December 4, 2012
In this next series of blog posts I want to address the increasingly common cross-border litigation and how the response to electronic discovery (“e-discovery”) differs among civil and common law jurisdictions. Businesses across the world employ computer technology in their daily operations and the challenges they confront are often uniform with respect to the collection, review, production, and overall management of e-discovery – irrespective of the forum or national venue. The global hurdle of e-discovery will undoubtedly continue as the utilization of cloud-based computing replaces traditional local infrastructures.
The international business community confronts significant obstacles with the differing parameters of electronically stored information (“ESI”) across major legal forums, including divergent rules governing the use and pretrial exchange of that data, whether in a litigation or an arbitration context. There is a rapidly growing need for the global legal community to uniformly implement a process for handling ESI in order to effectively build confidence in a modern global market where disputes arise between foreign parties on a daily basis.
Modern commercial litigation demands guidelines to specifically direct parties how to uniformly collect, review, and exchange ESI consistent with best practices such as the methodology presented by the Electronic Discovery Reference Model (“EDRM”) and The Sedona Conference International Principles on Discovery, Disclosure & Data Protection: Best Practices, Recommendations & Principles for Addressing the Preservation Discovery of Protected Data in U.S. Litigation (“The Sedona Principles”). (subscription required for download) There is a clear need for communalizing the international exchange of ESI in both judicial and alternative dispute resolution proceedings.

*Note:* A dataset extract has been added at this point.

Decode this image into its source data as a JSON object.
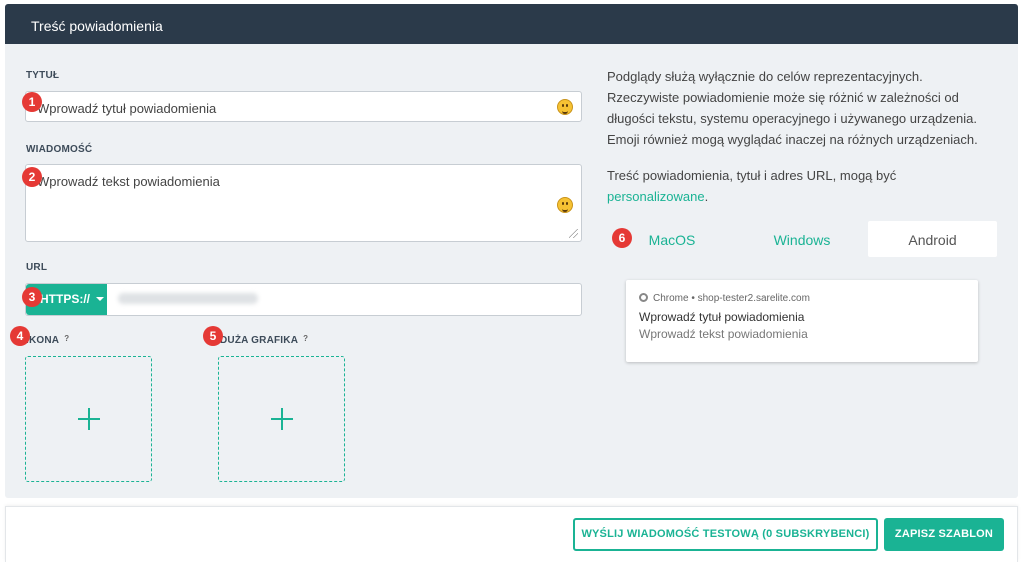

Historically, case law guided litigators in common law jurisdictions as to how ESI should be handled during civil litigation. The present U.S. response to the growing e-discovery conundrum was to draft a series of dedicated rules of civil procedure addressing ESI in civil litigation. The federal government promulgated certain provisions amending the Federal Rules of Civil Procedure (“FRCP”) concerning the pretrial exchange of ESI. But not every country interprets evidence in the same way, even across other common law jurisdictions, and the means by which counsel approaches cross-border disputes can be affected by different interpretations of adequate discovery.
In the following blog posts I will discuss the global evolution of e-discovery and ESI, including how major legal forums around the world have handled e-discovery. I will also suggest a potential uniform approach to cross-border e-discovery, including methodologies such as “predictive coding” and leveraging central data repositories in order to mitigate inconsistent forum-dependent regulatory complications.